7 La. App. 425 | La. Ct. App. | 1928
An appeal was granted plaintiff in this case on July 15th, 1927, and was made returnable to this court September 14th, 1927.
On September 17th, 1927, three days subsequent to the return day of this appeal, another appeal was taken herein by plaintiff, and which was made returnable to this court on October 17th, 1927. The order granting this second appeal, as appears from the minutes of the court, is as follows: “On motion of counsel for plaintiff, a devolutive appeal is hereby granted to said plaintiff made returnable to the Honorable Court of Appeal, First Circuit of
The two orders of appeal were granted in open court but at different terms. Two motions were filed by defendant, appellee, to dismiss both appeals. Only one appeal bond was furnished and which was executed on September 17th, 1927, being three days after the expiration of the return day of the first appeal. Obviously, this bond was not intended and could not serve for that appeal which was therefore not perfected.

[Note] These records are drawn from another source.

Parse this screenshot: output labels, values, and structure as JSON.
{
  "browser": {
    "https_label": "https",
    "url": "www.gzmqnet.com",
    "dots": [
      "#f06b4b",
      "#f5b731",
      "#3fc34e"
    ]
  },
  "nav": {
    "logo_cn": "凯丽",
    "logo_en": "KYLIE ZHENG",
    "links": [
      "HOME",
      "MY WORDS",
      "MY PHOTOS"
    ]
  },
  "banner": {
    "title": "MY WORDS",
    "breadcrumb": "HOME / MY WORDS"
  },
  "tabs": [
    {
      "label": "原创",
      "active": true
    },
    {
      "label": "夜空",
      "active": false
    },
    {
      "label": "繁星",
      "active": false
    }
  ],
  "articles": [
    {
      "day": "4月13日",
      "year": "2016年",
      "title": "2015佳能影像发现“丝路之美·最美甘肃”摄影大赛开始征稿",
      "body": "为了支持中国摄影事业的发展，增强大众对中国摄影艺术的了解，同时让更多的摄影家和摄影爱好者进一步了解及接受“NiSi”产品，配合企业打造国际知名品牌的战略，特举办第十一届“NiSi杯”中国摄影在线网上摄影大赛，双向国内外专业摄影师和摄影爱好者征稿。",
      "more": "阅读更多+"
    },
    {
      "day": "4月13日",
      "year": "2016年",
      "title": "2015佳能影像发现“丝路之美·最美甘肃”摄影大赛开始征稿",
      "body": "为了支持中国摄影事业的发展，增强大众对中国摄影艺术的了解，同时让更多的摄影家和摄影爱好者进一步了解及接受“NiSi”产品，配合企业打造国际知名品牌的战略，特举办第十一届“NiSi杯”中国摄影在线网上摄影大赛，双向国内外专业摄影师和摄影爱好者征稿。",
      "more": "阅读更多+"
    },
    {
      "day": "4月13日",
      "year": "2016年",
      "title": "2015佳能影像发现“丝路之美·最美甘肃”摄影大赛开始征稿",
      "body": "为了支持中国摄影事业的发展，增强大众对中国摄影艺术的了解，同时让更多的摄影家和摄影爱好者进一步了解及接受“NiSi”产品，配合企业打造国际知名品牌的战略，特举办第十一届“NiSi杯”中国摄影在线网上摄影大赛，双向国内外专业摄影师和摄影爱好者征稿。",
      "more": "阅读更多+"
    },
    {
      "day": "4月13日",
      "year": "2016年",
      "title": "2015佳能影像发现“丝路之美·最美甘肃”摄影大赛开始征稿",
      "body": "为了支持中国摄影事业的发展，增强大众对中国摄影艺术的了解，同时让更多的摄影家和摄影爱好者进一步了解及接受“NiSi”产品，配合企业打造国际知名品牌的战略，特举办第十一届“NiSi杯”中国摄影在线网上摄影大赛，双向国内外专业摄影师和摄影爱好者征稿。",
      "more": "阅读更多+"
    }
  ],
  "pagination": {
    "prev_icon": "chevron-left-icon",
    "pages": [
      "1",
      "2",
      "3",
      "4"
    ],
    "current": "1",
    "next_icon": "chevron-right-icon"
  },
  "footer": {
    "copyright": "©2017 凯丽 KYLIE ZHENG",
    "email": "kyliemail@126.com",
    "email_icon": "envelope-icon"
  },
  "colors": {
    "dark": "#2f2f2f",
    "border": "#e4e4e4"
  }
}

“There is no appeal until the bond is given, it matters not how many orders of appeal have ben granted.” Earhart vs. New Orleans & Carrollton R. Co., 17 La. Ann. 243; Gagneaux vs. Desornier, 104 La. 648, 29 So. 282; Mortee vs. Edwards, 20 La. Ann. 236.
As there was no appeal under the first order on account of failure on the part oí plaintiff to file the bond in proper time, this court can have no jurisdiction of the case under that order, thus presenting a jurisdictional fact of which we should take cognizance ex proprio motu. Gagneaux vs. Desonier, 104 La. 648, 29 So. 282.
Counsel for plaintiff contended in oral argument, as per notation in the' records, that the motion to dismiss the appeal on the first order had been filed too late for consideration.
There is no merit in this contention, as we can of our own motion, in such a case, dismiss the appeal for lack of jurisdiction. It also appears that the second order was filed in this court after the return day, fixed for the first appeal, had expired, which, independently of any other cause, offers a legal reason for its dismissal.
The reason urged for the dismissal of the second appeal is founded on the complaint that there was no citation of appeal prayed for by plaintiff, nor service of citation on appellee. The only document served on appellee consisted of a certified, copy of the minute entry of the lower court, above reproduced, which attested to the fact that a devolutive appeal had been taken by plaintiff returnable to this court on October 17, 1927. Code of Practice, Article 581, says: “The clerk shall deliver a copy of the petition of appeal to the sheriff, to be served on the appellee, together with a citation to appear before the Court of Appeal to answer with in the delay hereinafter prescribed.” The appellee must be cited to appear before the Court of Appeal at its next term, says Article 583, C. P., Article 582, provides for the service of the petition and citation on the appellee. It is evident that the mere service of the extract from the minutes of the court showing that a devolutive appeal had been taken to this court, did not conform to the requirements for a citation of appeal as is provided for in the articles of the Code of Practice above referred to.
The second appeal having been taken at a subsequent term of court, plaintiff and appellant should have obtained the issuance of a citation of appeal, and have had it served on the defendant as the law directs. Its failure to do so entitles appellee to a dismissal of the appeal. McKowen vs. Atkinson, 19 La. Ann. 136; Hermann vs. Rivers, 9 Rob. 2; State vs. Brunetto, 13 La. Ann. 50; McCarthy vs. Lewis, 5 La. Ann. 115; McGaw vs. O’Bierne, 124 La. 989, 50 So. 819; Frederick vs. A. Marx Picture Frame Co., 127 La. 149, 53 So. 474.
It is therefore ordered and decreed that the appeal be, and is hereby dismissed at the cost of appellant.